DRACO’s NTP system has the potential to achieve high thrust-to-weight ratios similar to in-space chemical propulsion allowing rapid manoeuvres, but also approaching the efficiency in terms of specific impulse of electric systems. This combination would give a DRACO spacecraft greater agility to implement DoD’s core tenet of rapid maneuver in cislunar space (between the Earth and moon).
Phase 1 of the program will last 18 months and consist of two tracks. Track A will entail the preliminary design of an NTP reactor and propulsion subsystem concept. DARPA awarded a US$22 million contract to General Atomics for this in April. Track B will produce an Operational System (OS) spacecraft concept to meet mission objectives and design a Demonstration System (DS) spacecraft concept. The DS will be traceable to the OS concept, but specifically focus on demonstrating an NTP propulsion subsystem.

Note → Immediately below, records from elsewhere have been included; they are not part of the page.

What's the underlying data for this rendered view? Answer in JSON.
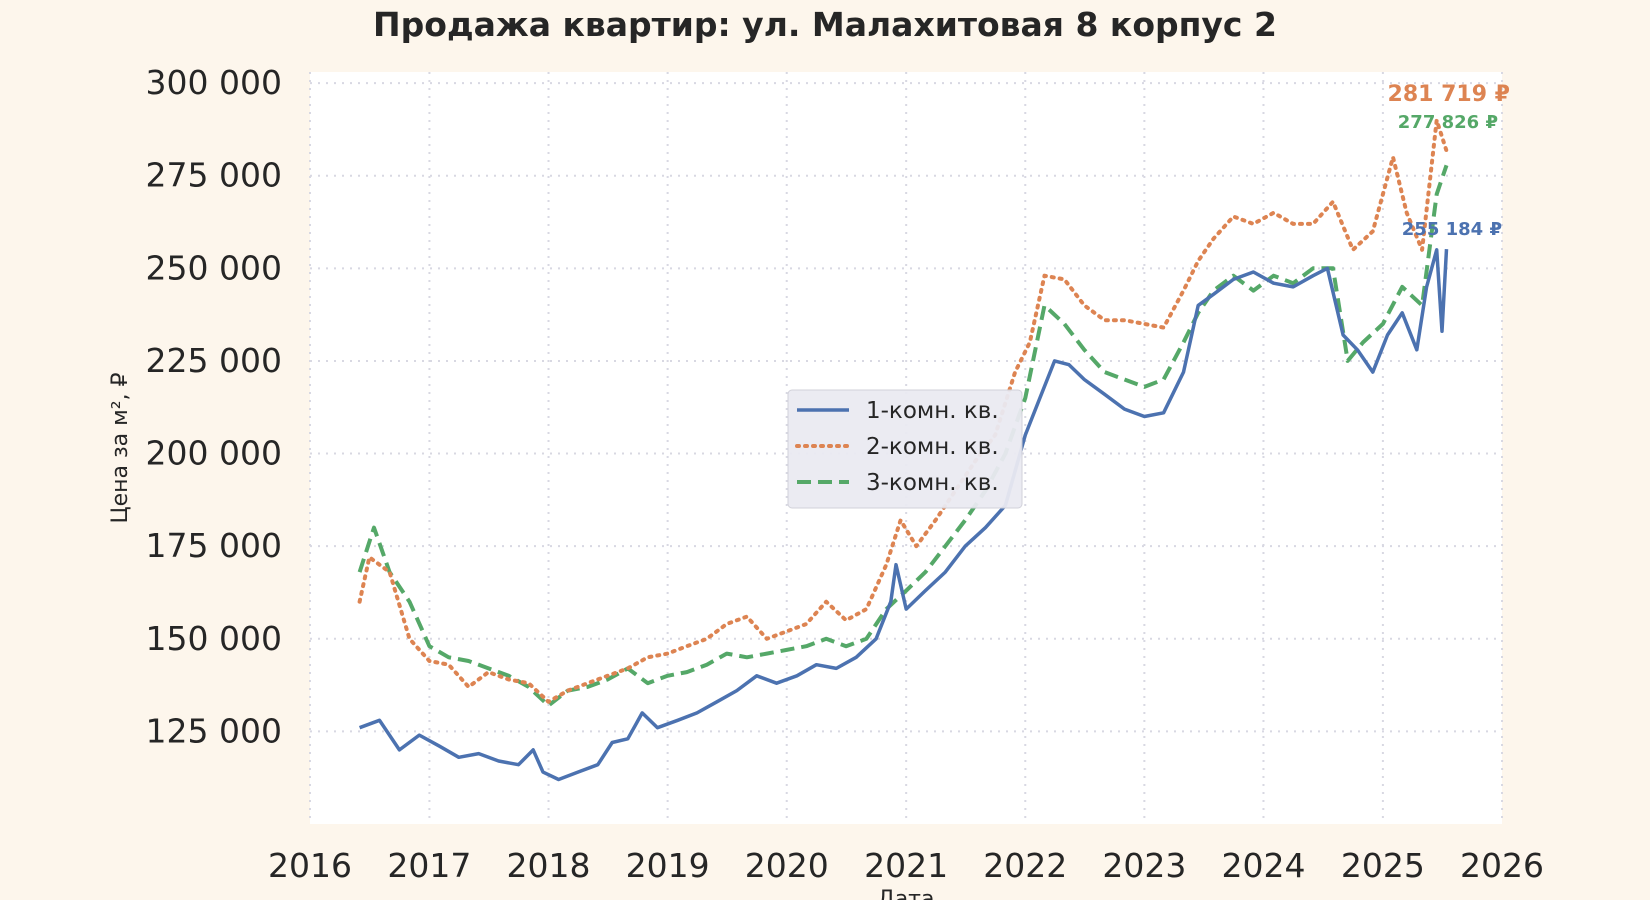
{
  "colors": {
    "background": "#fdf6ec",
    "plot_background": "#ffffff",
    "grid": "#d8d8e2",
    "series1": "#4c72b0",
    "series2": "#dd8452",
    "series3": "#55a868"
  },
  "chart_data": {
    "type": "line",
    "title": "Продажа квартир: ул. Малахитовая 8 корпус 2",
    "xlabel": "Дата",
    "ylabel": "Цена за м², ₽",
    "xlim": [
      "2016-01-01",
      "2026-01-01"
    ],
    "ylim": [
      100000,
      303000
    ],
    "x_ticks": [
      "2016",
      "2017",
      "2018",
      "2019",
      "2020",
      "2021",
      "2022",
      "2023",
      "2024",
      "2025",
      "2026"
    ],
    "y_ticks": [
      125000,
      150000,
      175000,
      200000,
      225000,
      250000,
      275000,
      300000
    ],
    "y_tick_labels": [
      "125 000",
      "150 000",
      "175 000",
      "200 000",
      "225 000",
      "250 000",
      "275 000",
      "300 000"
    ],
    "grid": true,
    "legend_position": "center",
    "series": [
      {
        "name": "1-комн. кв.",
        "style": "solid",
        "end_label": "255 184 ₽",
        "points": [
          [
            "2016-06-01",
            126000
          ],
          [
            "2016-08-01",
            128000
          ],
          [
            "2016-10-01",
            120000
          ],
          [
            "2016-12-01",
            124000
          ],
          [
            "2017-02-01",
            121000
          ],
          [
            "2017-04-01",
            118000
          ],
          [
            "2017-06-01",
            119000
          ],
          [
            "2017-08-01",
            117000
          ],
          [
            "2017-10-01",
            116000
          ],
          [
            "2017-11-15",
            120000
          ],
          [
            "2017-12-15",
            114000
          ],
          [
            "2018-02-01",
            112000
          ],
          [
            "2018-04-01",
            114000
          ],
          [
            "2018-06-01",
            116000
          ],
          [
            "2018-07-15",
            122000
          ],
          [
            "2018-09-01",
            123000
          ],
          [
            "2018-10-15",
            130000
          ],
          [
            "2018-12-01",
            126000
          ],
          [
            "2019-02-01",
            128000
          ],
          [
            "2019-04-01",
            130000
          ],
          [
            "2019-06-01",
            133000
          ],
          [
            "2019-08-01",
            136000
          ],
          [
            "2019-10-01",
            140000
          ],
          [
            "2019-12-01",
            138000
          ],
          [
            "2020-02-01",
            140000
          ],
          [
            "2020-04-01",
            143000
          ],
          [
            "2020-06-01",
            142000
          ],
          [
            "2020-08-01",
            145000
          ],
          [
            "2020-10-01",
            150000
          ],
          [
            "2020-11-15",
            160000
          ],
          [
            "2020-12-01",
            170000
          ],
          [
            "2021-01-01",
            158000
          ],
          [
            "2021-03-01",
            163000
          ],
          [
            "2021-05-01",
            168000
          ],
          [
            "2021-07-01",
            175000
          ],
          [
            "2021-09-01",
            180000
          ],
          [
            "2021-11-01",
            186000
          ],
          [
            "2022-01-01",
            205000
          ],
          [
            "2022-02-15",
            215000
          ],
          [
            "2022-04-01",
            225000
          ],
          [
            "2022-05-15",
            224000
          ],
          [
            "2022-07-01",
            220000
          ],
          [
            "2022-09-01",
            216000
          ],
          [
            "2022-11-01",
            212000
          ],
          [
            "2023-01-01",
            210000
          ],
          [
            "2023-03-01",
            211000
          ],
          [
            "2023-05-01",
            222000
          ],
          [
            "2023-06-15",
            240000
          ],
          [
            "2023-08-01",
            243000
          ],
          [
            "2023-10-01",
            247000
          ],
          [
            "2023-12-01",
            249000
          ],
          [
            "2024-02-01",
            246000
          ],
          [
            "2024-04-01",
            245000
          ],
          [
            "2024-06-01",
            248000
          ],
          [
            "2024-07-15",
            250000
          ],
          [
            "2024-09-01",
            232000
          ],
          [
            "2024-10-15",
            228000
          ],
          [
            "2024-12-01",
            222000
          ],
          [
            "2025-01-15",
            232000
          ],
          [
            "2025-03-01",
            238000
          ],
          [
            "2025-04-15",
            228000
          ],
          [
            "2025-05-15",
            245000
          ],
          [
            "2025-06-15",
            255000
          ],
          [
            "2025-07-01",
            233000
          ],
          [
            "2025-07-15",
            255184
          ]
        ]
      },
      {
        "name": "2-комн. кв.",
        "style": "dotted",
        "end_label": "281 719 ₽",
        "points": [
          [
            "2016-06-01",
            160000
          ],
          [
            "2016-07-01",
            172000
          ],
          [
            "2016-09-01",
            168000
          ],
          [
            "2016-11-01",
            150000
          ],
          [
            "2017-01-01",
            144000
          ],
          [
            "2017-03-01",
            143000
          ],
          [
            "2017-05-01",
            137000
          ],
          [
            "2017-07-01",
            141000
          ],
          [
            "2017-09-01",
            139000
          ],
          [
            "2017-11-01",
            138000
          ],
          [
            "2018-01-01",
            133000
          ],
          [
            "2018-03-01",
            136000
          ],
          [
            "2018-05-01",
            138000
          ],
          [
            "2018-07-01",
            140000
          ],
          [
            "2018-09-01",
            142000
          ],
          [
            "2018-11-01",
            145000
          ],
          [
            "2019-01-01",
            146000
          ],
          [
            "2019-03-01",
            148000
          ],
          [
            "2019-05-01",
            150000
          ],
          [
            "2019-07-01",
            154000
          ],
          [
            "2019-09-01",
            156000
          ],
          [
            "2019-11-01",
            150000
          ],
          [
            "2020-01-01",
            152000
          ],
          [
            "2020-03-01",
            154000
          ],
          [
            "2020-05-01",
            160000
          ],
          [
            "2020-07-01",
            155000
          ],
          [
            "2020-09-01",
            158000
          ],
          [
            "2020-11-01",
            170000
          ],
          [
            "2020-12-15",
            182000
          ],
          [
            "2021-02-01",
            175000
          ],
          [
            "2021-04-01",
            182000
          ],
          [
            "2021-06-01",
            190000
          ],
          [
            "2021-08-01",
            198000
          ],
          [
            "2021-10-01",
            205000
          ],
          [
            "2021-12-01",
            222000
          ],
          [
            "2022-01-15",
            230000
          ],
          [
            "2022-03-01",
            248000
          ],
          [
            "2022-05-01",
            247000
          ],
          [
            "2022-07-01",
            240000
          ],
          [
            "2022-09-01",
            236000
          ],
          [
            "2022-11-01",
            236000
          ],
          [
            "2023-01-01",
            235000
          ],
          [
            "2023-03-01",
            234000
          ],
          [
            "2023-05-01",
            244000
          ],
          [
            "2023-06-15",
            252000
          ],
          [
            "2023-08-01",
            258000
          ],
          [
            "2023-10-01",
            264000
          ],
          [
            "2023-12-01",
            262000
          ],
          [
            "2024-02-01",
            265000
          ],
          [
            "2024-04-01",
            262000
          ],
          [
            "2024-06-01",
            262000
          ],
          [
            "2024-08-01",
            268000
          ],
          [
            "2024-10-01",
            255000
          ],
          [
            "2024-12-01",
            260000
          ],
          [
            "2025-02-01",
            280000
          ],
          [
            "2025-03-15",
            265000
          ],
          [
            "2025-05-01",
            255000
          ],
          [
            "2025-06-15",
            290000
          ],
          [
            "2025-07-15",
            281719
          ]
        ]
      },
      {
        "name": "3-комн. кв.",
        "style": "dashed",
        "end_label": "277 826 ₽",
        "points": [
          [
            "2016-06-01",
            168000
          ],
          [
            "2016-07-15",
            180000
          ],
          [
            "2016-09-01",
            168000
          ],
          [
            "2016-11-01",
            160000
          ],
          [
            "2017-01-01",
            148000
          ],
          [
            "2017-03-01",
            145000
          ],
          [
            "2017-05-01",
            144000
          ],
          [
            "2017-07-01",
            142000
          ],
          [
            "2017-09-01",
            140000
          ],
          [
            "2017-11-01",
            137000
          ],
          [
            "2018-01-01",
            132000
          ],
          [
            "2018-03-01",
            136000
          ],
          [
            "2018-05-01",
            137000
          ],
          [
            "2018-07-01",
            139000
          ],
          [
            "2018-09-01",
            142000
          ],
          [
            "2018-11-01",
            138000
          ],
          [
            "2019-01-01",
            140000
          ],
          [
            "2019-03-01",
            141000
          ],
          [
            "2019-05-01",
            143000
          ],
          [
            "2019-07-01",
            146000
          ],
          [
            "2019-09-01",
            145000
          ],
          [
            "2019-11-01",
            146000
          ],
          [
            "2020-01-01",
            147000
          ],
          [
            "2020-03-01",
            148000
          ],
          [
            "2020-05-01",
            150000
          ],
          [
            "2020-07-01",
            148000
          ],
          [
            "2020-09-01",
            150000
          ],
          [
            "2020-11-01",
            158000
          ],
          [
            "2021-01-01",
            163000
          ],
          [
            "2021-03-01",
            168000
          ],
          [
            "2021-05-01",
            175000
          ],
          [
            "2021-07-01",
            182000
          ],
          [
            "2021-09-01",
            190000
          ],
          [
            "2021-11-01",
            200000
          ],
          [
            "2022-01-01",
            215000
          ],
          [
            "2022-03-01",
            240000
          ],
          [
            "2022-05-01",
            235000
          ],
          [
            "2022-07-01",
            228000
          ],
          [
            "2022-09-01",
            222000
          ],
          [
            "2022-11-01",
            220000
          ],
          [
            "2023-01-01",
            218000
          ],
          [
            "2023-03-01",
            220000
          ],
          [
            "2023-05-01",
            230000
          ],
          [
            "2023-06-15",
            238000
          ],
          [
            "2023-08-01",
            244000
          ],
          [
            "2023-10-01",
            248000
          ],
          [
            "2023-12-01",
            244000
          ],
          [
            "2024-02-01",
            248000
          ],
          [
            "2024-04-01",
            246000
          ],
          [
            "2024-06-01",
            250000
          ],
          [
            "2024-08-01",
            250000
          ],
          [
            "2024-09-15",
            225000
          ],
          [
            "2024-11-01",
            230000
          ],
          [
            "2025-01-01",
            235000
          ],
          [
            "2025-03-01",
            245000
          ],
          [
            "2025-05-01",
            240000
          ],
          [
            "2025-06-15",
            270000
          ],
          [
            "2025-07-15",
            277826
          ]
        ]
      }
    ]
  }
}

According to DARPA, Blue Origin and Lockheed Martin have received US$2.5 million and US$2.9 million contracts to independently perform the Track B work to develop OS and DS spacecraft concept designs. DRACO’s Phase 1 is expected to inform follow-on phases for detailed design, fabrication, and on-orbit demonstration. Any follow-on phases will be solicited by DARPA in a future announcement.